Data Management and Software Centre, European Spallation Source ERIC, Copenhagen, Denmark.
Biochemistry and Structural Biology, University of Lund, Lund, Sweden.
PLoS Comput Biol. 2018 Dec 17;14(12):e1006641. doi: 10.1371/journal.pcbi.1006641. eCollection 2018 Dec.
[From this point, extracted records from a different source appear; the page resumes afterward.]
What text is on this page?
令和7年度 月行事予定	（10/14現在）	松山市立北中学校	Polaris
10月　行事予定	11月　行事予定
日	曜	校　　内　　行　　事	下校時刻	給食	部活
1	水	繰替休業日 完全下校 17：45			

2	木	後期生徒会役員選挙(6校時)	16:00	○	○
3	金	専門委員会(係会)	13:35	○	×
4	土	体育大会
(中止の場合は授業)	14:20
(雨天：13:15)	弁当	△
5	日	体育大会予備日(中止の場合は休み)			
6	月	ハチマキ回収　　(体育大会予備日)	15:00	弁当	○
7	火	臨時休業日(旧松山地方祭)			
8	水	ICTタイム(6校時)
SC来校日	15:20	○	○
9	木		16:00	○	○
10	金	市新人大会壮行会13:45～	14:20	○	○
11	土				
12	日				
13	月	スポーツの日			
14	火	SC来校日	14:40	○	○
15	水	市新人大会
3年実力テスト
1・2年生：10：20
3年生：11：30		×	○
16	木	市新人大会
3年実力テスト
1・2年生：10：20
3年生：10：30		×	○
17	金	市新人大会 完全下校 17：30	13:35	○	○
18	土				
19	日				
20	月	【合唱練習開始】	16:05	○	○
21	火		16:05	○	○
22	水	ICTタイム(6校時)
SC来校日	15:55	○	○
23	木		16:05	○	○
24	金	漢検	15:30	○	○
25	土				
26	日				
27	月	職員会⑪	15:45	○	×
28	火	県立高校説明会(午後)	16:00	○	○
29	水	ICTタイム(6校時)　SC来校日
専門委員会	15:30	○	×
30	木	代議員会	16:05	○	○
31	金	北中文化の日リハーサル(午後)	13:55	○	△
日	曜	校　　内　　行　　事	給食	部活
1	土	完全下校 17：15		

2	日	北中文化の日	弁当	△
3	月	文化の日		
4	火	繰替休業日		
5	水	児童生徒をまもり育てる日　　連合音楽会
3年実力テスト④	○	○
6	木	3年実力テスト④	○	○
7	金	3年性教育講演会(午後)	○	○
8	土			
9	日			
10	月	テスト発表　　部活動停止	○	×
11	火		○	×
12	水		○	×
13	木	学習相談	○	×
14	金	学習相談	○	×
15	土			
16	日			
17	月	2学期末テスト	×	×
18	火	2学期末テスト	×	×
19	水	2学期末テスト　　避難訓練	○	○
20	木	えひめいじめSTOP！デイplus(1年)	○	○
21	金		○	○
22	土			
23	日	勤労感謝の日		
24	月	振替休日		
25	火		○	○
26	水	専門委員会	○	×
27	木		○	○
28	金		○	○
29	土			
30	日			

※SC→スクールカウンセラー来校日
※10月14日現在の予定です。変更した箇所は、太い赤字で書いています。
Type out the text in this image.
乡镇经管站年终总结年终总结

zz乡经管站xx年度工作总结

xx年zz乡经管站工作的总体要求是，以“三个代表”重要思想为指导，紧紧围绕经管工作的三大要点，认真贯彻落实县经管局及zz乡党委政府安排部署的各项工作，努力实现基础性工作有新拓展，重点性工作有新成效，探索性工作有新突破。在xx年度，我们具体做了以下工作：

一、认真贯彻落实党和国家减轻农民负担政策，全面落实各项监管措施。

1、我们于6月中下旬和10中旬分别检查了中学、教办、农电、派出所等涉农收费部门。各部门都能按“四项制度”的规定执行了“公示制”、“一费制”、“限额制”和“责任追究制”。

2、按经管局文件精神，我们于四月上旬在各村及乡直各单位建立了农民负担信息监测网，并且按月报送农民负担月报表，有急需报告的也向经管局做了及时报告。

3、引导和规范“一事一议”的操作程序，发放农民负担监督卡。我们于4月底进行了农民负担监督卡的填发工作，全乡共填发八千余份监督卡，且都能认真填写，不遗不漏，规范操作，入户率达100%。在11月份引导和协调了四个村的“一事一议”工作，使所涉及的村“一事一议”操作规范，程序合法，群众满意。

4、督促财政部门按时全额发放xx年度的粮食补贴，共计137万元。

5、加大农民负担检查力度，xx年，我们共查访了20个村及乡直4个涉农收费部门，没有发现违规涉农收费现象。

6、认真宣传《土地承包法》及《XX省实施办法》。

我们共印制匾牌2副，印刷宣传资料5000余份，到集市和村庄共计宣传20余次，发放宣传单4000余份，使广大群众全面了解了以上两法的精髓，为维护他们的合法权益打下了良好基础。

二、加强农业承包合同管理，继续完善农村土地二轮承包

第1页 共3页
Many proteins consist of folded domains connected by regions with higher flexibility. The details of the resulting conformational ensemble play a central role in controlling interactions between domains and with binding partners. Small-Angle Scattering (SAS) is well-suited to study the conformational states adopted by proteins in solution. However, analysis is complicated by the limited information content in SAS data and care must be taken to avoid constructing overly complex ensemble models and fitting to noise in the experimental data. To address these challenges, we developed a method based on Bayesian statistics that infers conformational ensembles from a structural library generated by all-atom Monte Carlo simulations. The first stage of the method involves a fast model selection based on variational Bayesian inference that maximizes the model evidence of the selected ensemble. This is followed by a complete Bayesian inference of population weights in the selected ensemble. Experiments with simulated ensembles demonstrate that model evidence is capable of identifying the correct ensemble and that correct number of ensemble members can be recovered up to high level of noise. Using experimental data, we demonstrate how the method can be extended to include data from Nuclear Magnetic Resonance (NMR) and structural energies of conformers extracted from the all-atom energy functions. We show that the data from SAXS, NMR chemical shifts and energies calculated from conformers can work synergistically to improve the definition of the conformational ensemble.
许多蛋白质由折叠结构域通过柔性较高的区域连接而成。这些构象的细节在控制结构域之间以及与结合伴侣之间的相互作用方面起着核心作用。小角度散射(SAS)非常适合研究蛋白质在溶液中采用的构象状态。然而,由于 SAS 数据的信息量有限,分析变得复杂,必须注意避免构建过于复杂的构象模型并拟合实验数据中的噪声。为了解决这些挑战,我们开发了一种基于贝叶斯统计的方法,该方法从通过全原子蒙特卡罗模拟生成的结构库中推断构象集合。该方法的第一阶段涉及基于变分贝叶斯推断的快速模型选择,该推断最大限度地提高了所选集合的模型证据。随后是在所选集合中对种群权重进行完整的贝叶斯推断。用模拟集合进行的实验表明,模型证据能够识别正确的集合,并且可以在高噪声水平下恢复正确数量的集合成员。使用实验数据,我们演示了如何扩展该方法以包括来自核磁共振(NMR)的数据和从全原子能量函数中提取的构象的结构能量。我们表明,来自 SAXS、NMR 化学位移和从构象计算的能量的数据可以协同作用,以改善构象集合的定义。